Prove that the angle between the two tangents drawn from an external point to a circle is supplementary to the angle subtended by the line segment joining the points of contact at the centre.

(N/A) Let us consider a circle centered at point $O$. Let $P$ be an external point from which two tangents $PA$ and $PB$ are drawn to the circle,touching the circle at points $A$ and $B$ respectively. $AB$ is the line segment joining the points of contact $A$ and $B$,which subtends $\angle AOB$ at the center $O$ of the circle.
It can be observed that:
$OA$ (radius) $\perp PA$ (tangent)
Therefore,$\angle OAP = 90^{\circ}$
Similarly,$OB$ (radius) $\perp PB$ (tangent)
Therefore,$\angle OBP = 90^{\circ}$
In the quadrilateral $OAPB$,the sum of all interior angles is $360^{\circ}$.

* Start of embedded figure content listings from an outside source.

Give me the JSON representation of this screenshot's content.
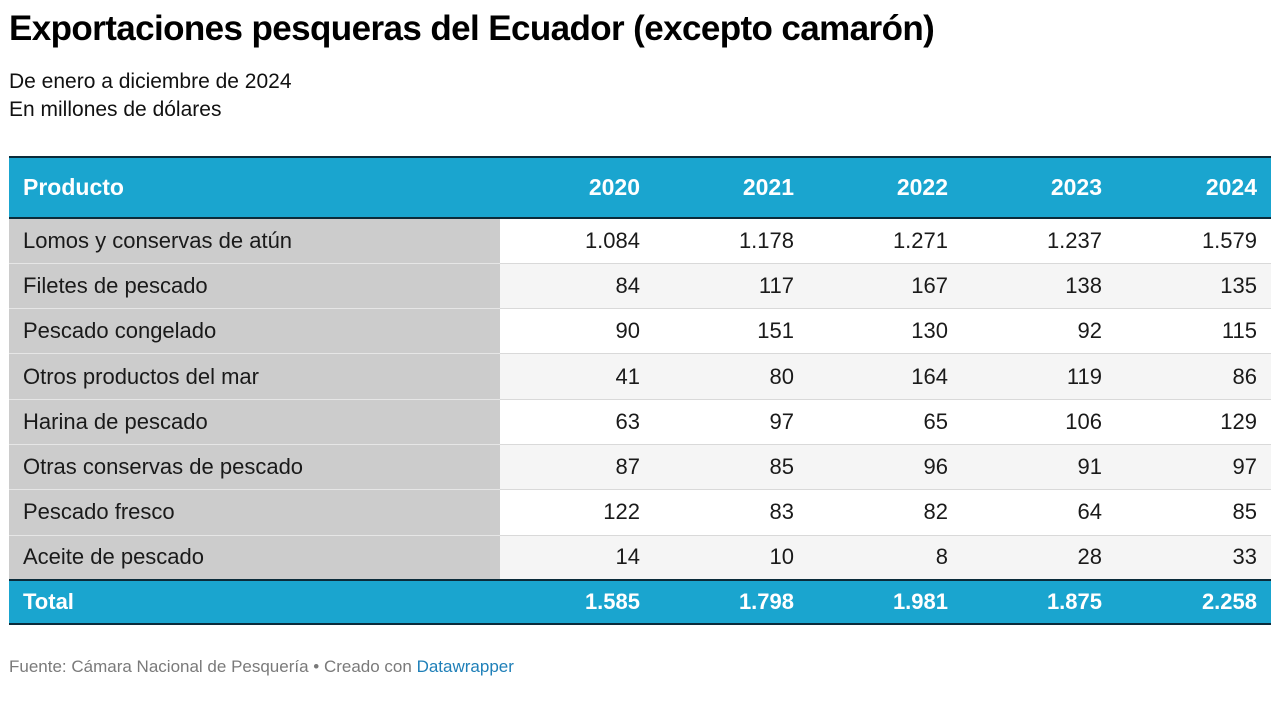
{
  "title": "Exportaciones pesqueras del Ecuador (excepto camarón)",
  "subtitle": {
    "line1": "De enero a diciembre de 2024",
    "line2": "En millones de dólares"
  },
  "colors": {
    "header_bg": "#1aa5cf",
    "header_text": "#ffffff",
    "product_col_bg": "#cccccc",
    "link": "#1e7fb8"
  },
  "footer": {
    "source": "Fuente: Cámara Nacional de Pesquería • Creado con ",
    "link": "Datawrapper"
  },
  "chart_data": {
    "type": "table",
    "columns": [
      "Producto",
      "2020",
      "2021",
      "2022",
      "2023",
      "2024"
    ],
    "rows": [
      [
        "Lomos y conservas de atún",
        "1.084",
        "1.178",
        "1.271",
        "1.237",
        "1.579"
      ],
      [
        "Filetes de pescado",
        "84",
        "117",
        "167",
        "138",
        "135"
      ],
      [
        "Pescado congelado",
        "90",
        "151",
        "130",
        "92",
        "115"
      ],
      [
        "Otros productos del mar",
        "41",
        "80",
        "164",
        "119",
        "86"
      ],
      [
        "Harina de pescado",
        "63",
        "97",
        "65",
        "106",
        "129"
      ],
      [
        "Otras conservas de pescado",
        "87",
        "85",
        "96",
        "91",
        "97"
      ],
      [
        "Pescado fresco",
        "122",
        "83",
        "82",
        "64",
        "85"
      ],
      [
        "Aceite de pescado",
        "14",
        "10",
        "8",
        "28",
        "33"
      ]
    ],
    "total": [
      "Total",
      "1.585",
      "1.798",
      "1.981",
      "1.875",
      "2.258"
    ]
  }
}
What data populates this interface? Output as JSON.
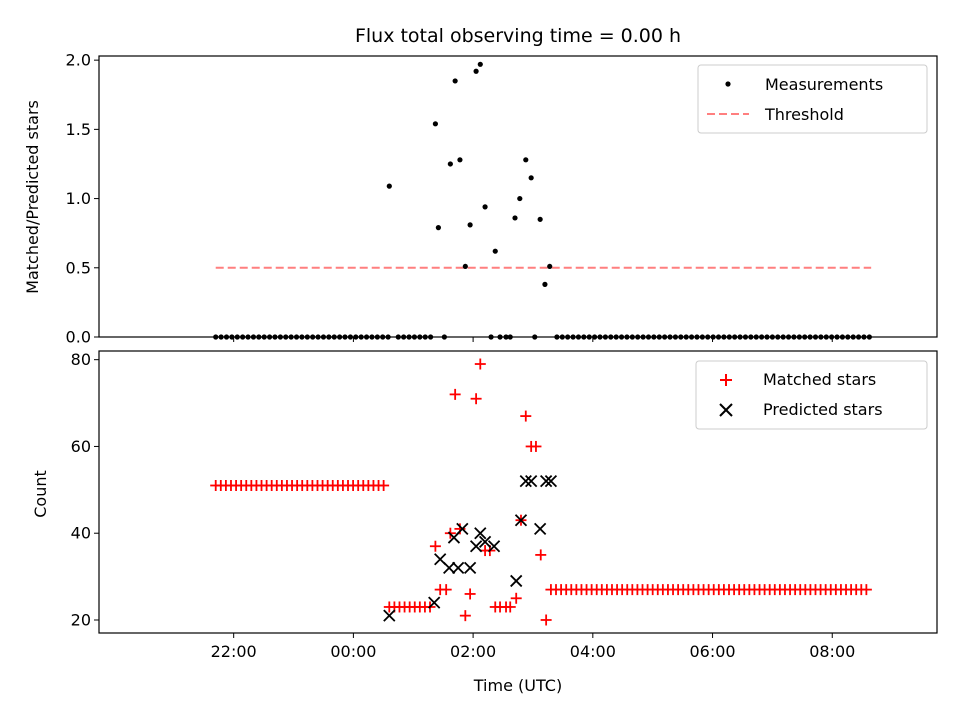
{
  "chart_data": [
    {
      "type": "scatter",
      "panel": "top",
      "title": "Flux total observing time = 0.00 h",
      "xlabel": "",
      "ylabel": "Matched/Predicted stars",
      "x_unit": "hours since 00:00 UTC",
      "xlim": [
        -4.25,
        9.75
      ],
      "ylim": [
        0,
        2.03
      ],
      "yticks": [
        0.0,
        0.5,
        1.0,
        1.5,
        2.0
      ],
      "ytick_labels": [
        "0.0",
        "0.5",
        "1.0",
        "1.5",
        "2.0"
      ],
      "xticks": [
        -2,
        0,
        2,
        4,
        6,
        8
      ],
      "grid": false,
      "legend": {
        "placement": "top-right",
        "entries": [
          "Measurements",
          "Threshold"
        ]
      },
      "series": [
        {
          "name": "Measurements",
          "color": "#000000",
          "marker": "dot",
          "points": [
            [
              0.6,
              1.09
            ],
            [
              1.37,
              1.54
            ],
            [
              1.42,
              0.79
            ],
            [
              1.62,
              1.25
            ],
            [
              1.7,
              1.85
            ],
            [
              1.78,
              1.28
            ],
            [
              1.87,
              0.51
            ],
            [
              1.95,
              0.81
            ],
            [
              2.05,
              1.92
            ],
            [
              2.12,
              1.97
            ],
            [
              2.2,
              0.94
            ],
            [
              2.37,
              0.62
            ],
            [
              2.7,
              0.86
            ],
            [
              2.78,
              1.0
            ],
            [
              2.88,
              1.28
            ],
            [
              2.97,
              1.15
            ],
            [
              3.12,
              0.85
            ],
            [
              3.2,
              0.38
            ],
            [
              3.28,
              0.51
            ]
          ],
          "zero_segments": [
            [
              -2.3,
              0.6
            ],
            [
              0.75,
              1.35
            ],
            [
              3.4,
              8.65
            ]
          ],
          "zero_spacing": 0.09,
          "zero_extra": [
            1.52,
            2.3,
            2.45,
            2.55,
            2.62,
            3.03
          ]
        },
        {
          "name": "Threshold",
          "color": "#ff7f7f",
          "style": "dashed",
          "line": [
            [
              -2.3,
              0.5
            ],
            [
              8.65,
              0.5
            ]
          ]
        }
      ]
    },
    {
      "type": "scatter",
      "panel": "bottom",
      "title": "",
      "xlabel": "Time (UTC)",
      "ylabel": "Count",
      "x_unit": "hours since 00:00 UTC",
      "xlim": [
        -4.25,
        9.75
      ],
      "ylim": [
        17,
        82
      ],
      "yticks": [
        20,
        40,
        60,
        80
      ],
      "ytick_labels": [
        "20",
        "40",
        "60",
        "80"
      ],
      "xticks": [
        -2,
        0,
        2,
        4,
        6,
        8
      ],
      "xtick_labels": [
        "22:00",
        "00:00",
        "02:00",
        "04:00",
        "06:00",
        "08:00"
      ],
      "grid": false,
      "legend": {
        "placement": "top-right",
        "entries": [
          "Matched stars",
          "Predicted stars"
        ]
      },
      "series": [
        {
          "name": "Matched stars",
          "color": "#ff0000",
          "marker": "plus",
          "points": [
            [
              1.37,
              37
            ],
            [
              1.45,
              27
            ],
            [
              1.55,
              27
            ],
            [
              1.62,
              40
            ],
            [
              1.7,
              72
            ],
            [
              1.78,
              41
            ],
            [
              1.87,
              21
            ],
            [
              1.95,
              26
            ],
            [
              2.05,
              71
            ],
            [
              2.12,
              79
            ],
            [
              2.2,
              36
            ],
            [
              2.28,
              36
            ],
            [
              2.37,
              23
            ],
            [
              2.45,
              23
            ],
            [
              2.55,
              23
            ],
            [
              2.62,
              23
            ],
            [
              2.72,
              25
            ],
            [
              2.8,
              43
            ],
            [
              2.88,
              67
            ],
            [
              2.97,
              60
            ],
            [
              3.05,
              60
            ],
            [
              3.13,
              35
            ],
            [
              3.22,
              20
            ]
          ],
          "runs": [
            {
              "from": -2.3,
              "to": 0.55,
              "step": 0.085,
              "value": 51
            },
            {
              "from": 0.6,
              "to": 1.35,
              "step": 0.085,
              "value": 23
            },
            {
              "from": 3.3,
              "to": 8.65,
              "step": 0.085,
              "value": 27
            }
          ]
        },
        {
          "name": "Predicted stars",
          "color": "#000000",
          "marker": "x",
          "points": [
            [
              0.6,
              21
            ],
            [
              1.35,
              24
            ],
            [
              1.45,
              34
            ],
            [
              1.6,
              32
            ],
            [
              1.68,
              39
            ],
            [
              1.75,
              32
            ],
            [
              1.82,
              41
            ],
            [
              1.95,
              32
            ],
            [
              2.05,
              37
            ],
            [
              2.12,
              40
            ],
            [
              2.2,
              38
            ],
            [
              2.35,
              37
            ],
            [
              2.72,
              29
            ],
            [
              2.8,
              43
            ],
            [
              2.88,
              52
            ],
            [
              2.97,
              52
            ],
            [
              3.12,
              41
            ],
            [
              3.22,
              52
            ],
            [
              3.3,
              52
            ]
          ]
        }
      ]
    }
  ]
}
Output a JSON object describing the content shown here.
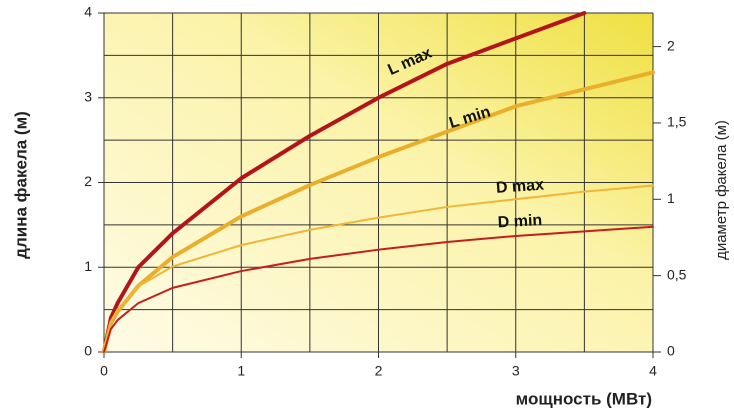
{
  "chart_data": {
    "type": "line",
    "x_label": "мощность (МВт)",
    "y_label": "длина факела (м)",
    "y2_label": "диаметр факела (м)",
    "x": [
      0,
      0.05,
      0.1,
      0.25,
      0.5,
      1,
      1.5,
      2,
      2.5,
      3,
      3.5,
      4
    ],
    "series": [
      {
        "name": "L max",
        "color": "#b3141b",
        "width": 4,
        "values": [
          0,
          0.4,
          0.58,
          1.0,
          1.4,
          2.05,
          2.55,
          3.0,
          3.4,
          3.7,
          4.0,
          null
        ]
      },
      {
        "name": "L min",
        "color": "#e8ae2c",
        "width": 4,
        "values": [
          0,
          0.34,
          0.48,
          0.78,
          1.12,
          1.6,
          1.97,
          2.3,
          2.6,
          2.9,
          3.1,
          3.3
        ]
      },
      {
        "name": "D max",
        "color": "#efb638",
        "width": 2,
        "axis": "y2",
        "values": [
          0,
          0.2,
          0.28,
          0.43,
          0.56,
          0.7,
          0.8,
          0.88,
          0.95,
          1.0,
          1.05,
          1.09
        ]
      },
      {
        "name": "D min",
        "color": "#c41e1e",
        "width": 2,
        "axis": "y2",
        "values": [
          0,
          0.15,
          0.21,
          0.32,
          0.42,
          0.53,
          0.61,
          0.67,
          0.72,
          0.76,
          0.79,
          0.82
        ]
      }
    ],
    "xlim": [
      0,
      4
    ],
    "xticks": [
      0,
      1,
      2,
      3,
      4
    ],
    "ylim": [
      0,
      4
    ],
    "yticks": [
      0,
      1,
      2,
      3,
      4
    ],
    "y2lim": [
      0,
      2.22
    ],
    "y2ticks": [
      0,
      {
        "value": 0.5,
        "label": "0,5"
      },
      1,
      {
        "value": 1.5,
        "label": "1,5"
      },
      2
    ],
    "xgrid": [
      0.5,
      1,
      1.5,
      2,
      2.5,
      3,
      3.5,
      4
    ],
    "ygrid": [
      0.5,
      1,
      1.5,
      2,
      2.5,
      3,
      3.5,
      4
    ]
  }
}
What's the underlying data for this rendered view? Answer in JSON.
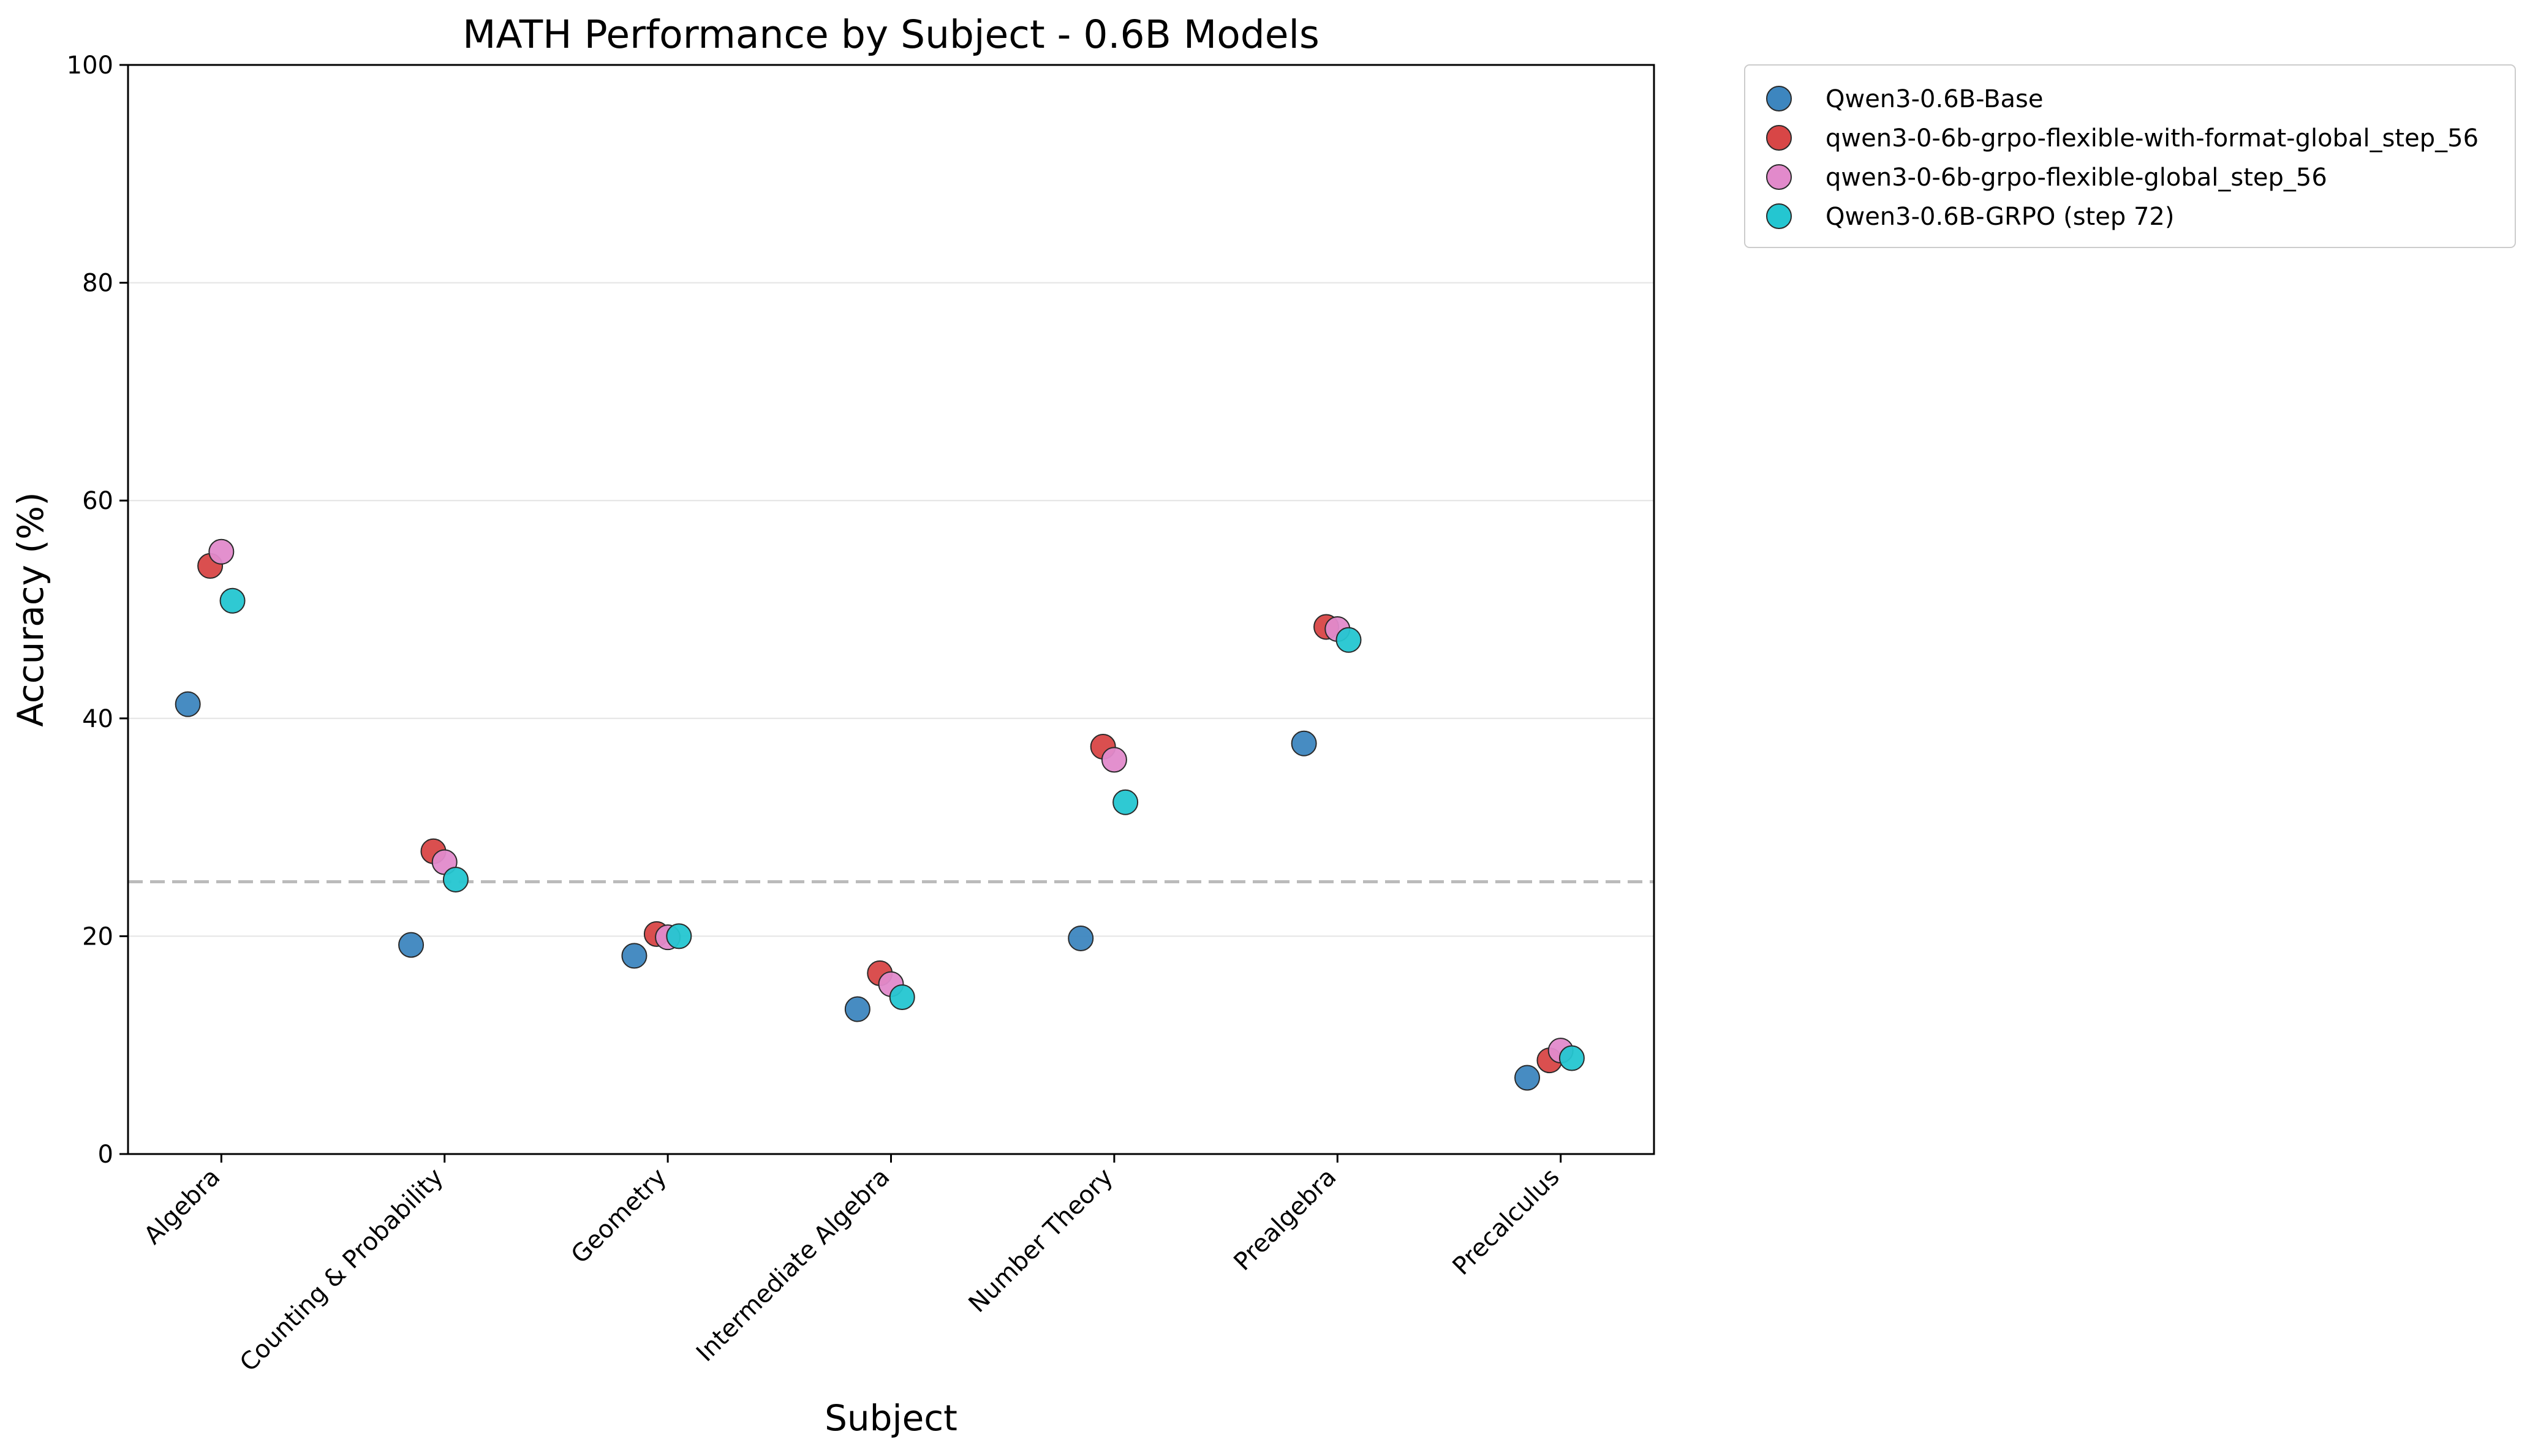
{
  "chart_data": {
    "type": "scatter",
    "title": "MATH Performance by Subject - 0.6B Models",
    "xlabel": "Subject",
    "ylabel": "Accuracy (%)",
    "categories": [
      "Algebra",
      "Counting & Probability",
      "Geometry",
      "Intermediate Algebra",
      "Number Theory",
      "Prealgebra",
      "Precalculus"
    ],
    "ylim": [
      0,
      100
    ],
    "yticks": [
      0,
      20,
      40,
      60,
      80,
      100
    ],
    "grid": "horizontal",
    "legend_position": "outside-top-right",
    "reference_line": {
      "y": 25,
      "style": "dashed",
      "color": "#bbbbbb"
    },
    "series": [
      {
        "name": "Qwen3-0.6B-Base",
        "color": "#3d86bf",
        "offset": -0.15,
        "values": [
          41.3,
          19.2,
          18.2,
          13.3,
          19.8,
          37.7,
          7.0
        ]
      },
      {
        "name": "qwen3-0-6b-grpo-flexible-with-format-global_step_56",
        "color": "#d84646",
        "offset": -0.05,
        "values": [
          54.0,
          27.8,
          20.2,
          16.6,
          37.4,
          48.4,
          8.6
        ]
      },
      {
        "name": "qwen3-0-6b-grpo-flexible-global_step_56",
        "color": "#e28acb",
        "offset": 0.0,
        "values": [
          55.3,
          26.8,
          19.9,
          15.6,
          36.2,
          48.2,
          9.5
        ]
      },
      {
        "name": "Qwen3-0.6B-GRPO (step 72)",
        "color": "#24c6d1",
        "offset": 0.05,
        "values": [
          50.8,
          25.2,
          20.0,
          14.4,
          32.3,
          47.2,
          8.8
        ]
      }
    ]
  }
}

$\angle OAP + \angle APB + \angle PBO + \angle BOA = 360^{\circ}$
$90^{\circ} + \angle APB + 90^{\circ} + \angle BOA = 360^{\circ}$
$\angle APB + \angle BOA = 180^{\circ}$
Hence,it is proved that the angle between the two tangents drawn from an external point to a circle is supplementary to the angle subtended by the line segment joining the points of contact at the center.